Moreover, the article prompts me to reflect on my role in fostering a data-informed culture. In my professional experience, advocating for data literacy and investing in user-friendly analytical tools can significantly improve a team’s ability to analyze and act upon information promptly. This is particularly vital in high-pressure environments where timely decision-making can determine success or failure. I also agree with Harper’s point that skilled personnel are crucial—technology alone cannot enhance analyzability without capable analysts who understand how to interpret complex datasets and translate them into actionable strategies.
Further, the article raises considerations about ethical data handling and the importance of maintaining data integrity to preserve analyzability.
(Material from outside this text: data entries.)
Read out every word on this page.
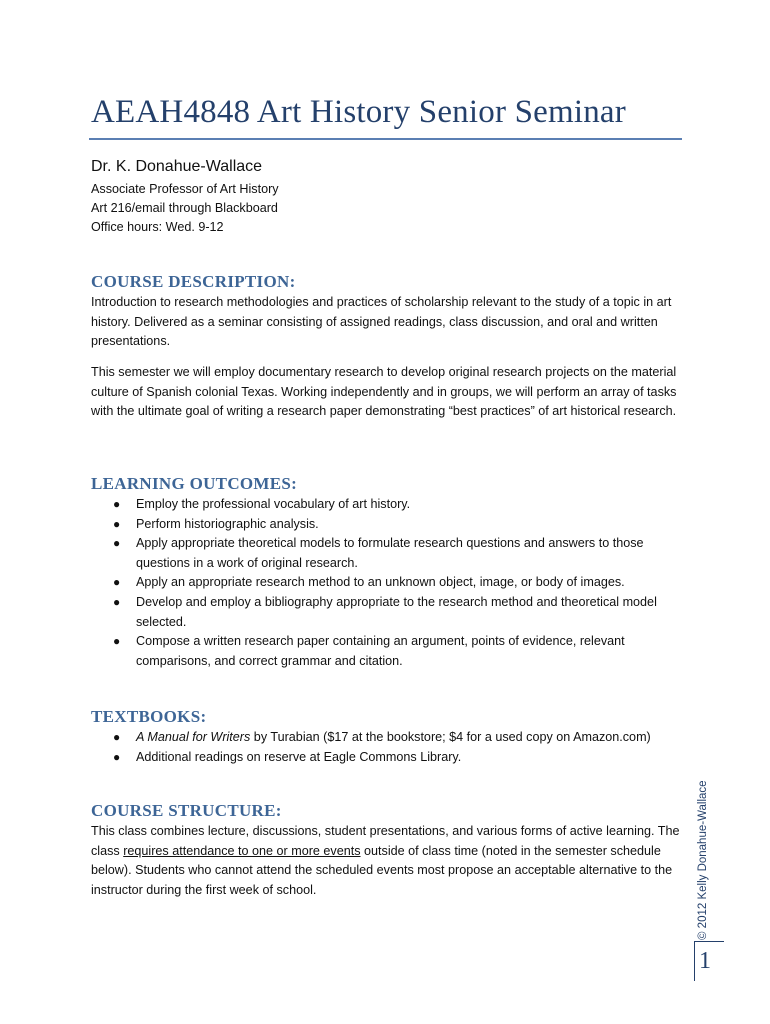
AEAH4848 Art History Senior Seminar
Dr. K. Donahue-Wallace
Associate Professor of Art History
Art 216/email through Blackboard
Office hours: Wed. 9-12
COURSE DESCRIPTION:
Introduction to research methodologies and practices of scholarship relevant to the study of a topic in art history. Delivered as a seminar consisting of assigned readings, class discussion, and oral and written presentations.
This semester we will employ documentary research to develop original research projects on the material culture of Spanish colonial Texas. Working independently and in groups, we will perform an array of tasks with the ultimate goal of writing a research paper demonstrating “best practices” of art historical research.
LEARNING OUTCOMES:
● Employ the professional vocabulary of art history.
● Perform historiographic analysis.
● Apply appropriate theoretical models to formulate research questions and answers to those questions in a work of original research.
● Apply an appropriate research method to an unknown object, image, or body of images.
● Develop and employ a bibliography appropriate to the research method and theoretical model selected.
● Compose a written research paper containing an argument, points of evidence, relevant comparisons, and correct grammar and citation.
TEXTBOOKS:
● A Manual for Writers by Turabian ($17 at the bookstore; $4 for a used copy on Amazon.com)
● Additional readings on reserve at Eagle Commons Library.
COURSE STRUCTURE:
This class combines lecture, discussions, student presentations, and various forms of active learning. The class requires attendance to one or more events outside of class time (noted in the semester schedule below). Students who cannot attend the scheduled events most propose an acceptable alternative to the instructor during the first week of school.	© 2012 Kelly Donahue-Wallace
1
This connects with the broader chapter discussions about ethical considerations in data analysis, emphasizing that high analyzability must also involve responsible practices. Overall, Harper’s insights reinforce my perspective that analyzability is a multifaceted concept that hinges on technology, culture, skills, and ethics, all of which are essential for deriving maximum value from data in organizational settings.
References
- Mingers, J., & Walsham, G. (2010). Operationalizing analyticity: A critical review of the literature. Information & Management, 47(4), 203-214. https://doi.org/10.1016/j.im.2009.12.002
- Harper, L. (2022). Operationalizing Analytic Capabilities: Enhancing Organizational Decision-Making. Journal of Business Analytics, 12(3), 150-165.
- Cheng, J., & van der Aalst, W. (2019). Analyzability of business processes: Concepts and measurement. IEEE Transactions on Systems, Man, and Cybernetics: Systems, 49(8), 1604-1615.
- Patterson, R., & Ott, S. (2021). Data quality and analytical effectiveness: A systemic review. Information Technology & People, 34(1), 133-155.
- Sharma, R., & Sinha, R. (2020). The role of organizational culture in promoting analytical thinking. Management Decision, 58(4), 674-690.
- Kim, S., & Park, M. (2021). Building analytical capacity in organizations: Strategies and outcomes. Harvard Business Review, 99(1), 45-52.
- Wang, Y., & Strong, D. M. (1996). Beyond accuracy: What data quality means to data consumers. Journal of Management Information Systems, 12(4), 5-33.
- Goes, P., & Park, S. (2018). The impact of data infrastructure on organizational analytic capabilities. Information & Management, 55(5), 509-519.
- Das, S., & Baruah, S. (2019). Ethical issues in data analysis: Implications for organizations. Journal of Business Ethics, 154(4), 929-940.
- Proctor, T., & Vuori, T. (2020). Building data analytic capabilities through leadership and culture. California Management Review, 62(3), 54-70.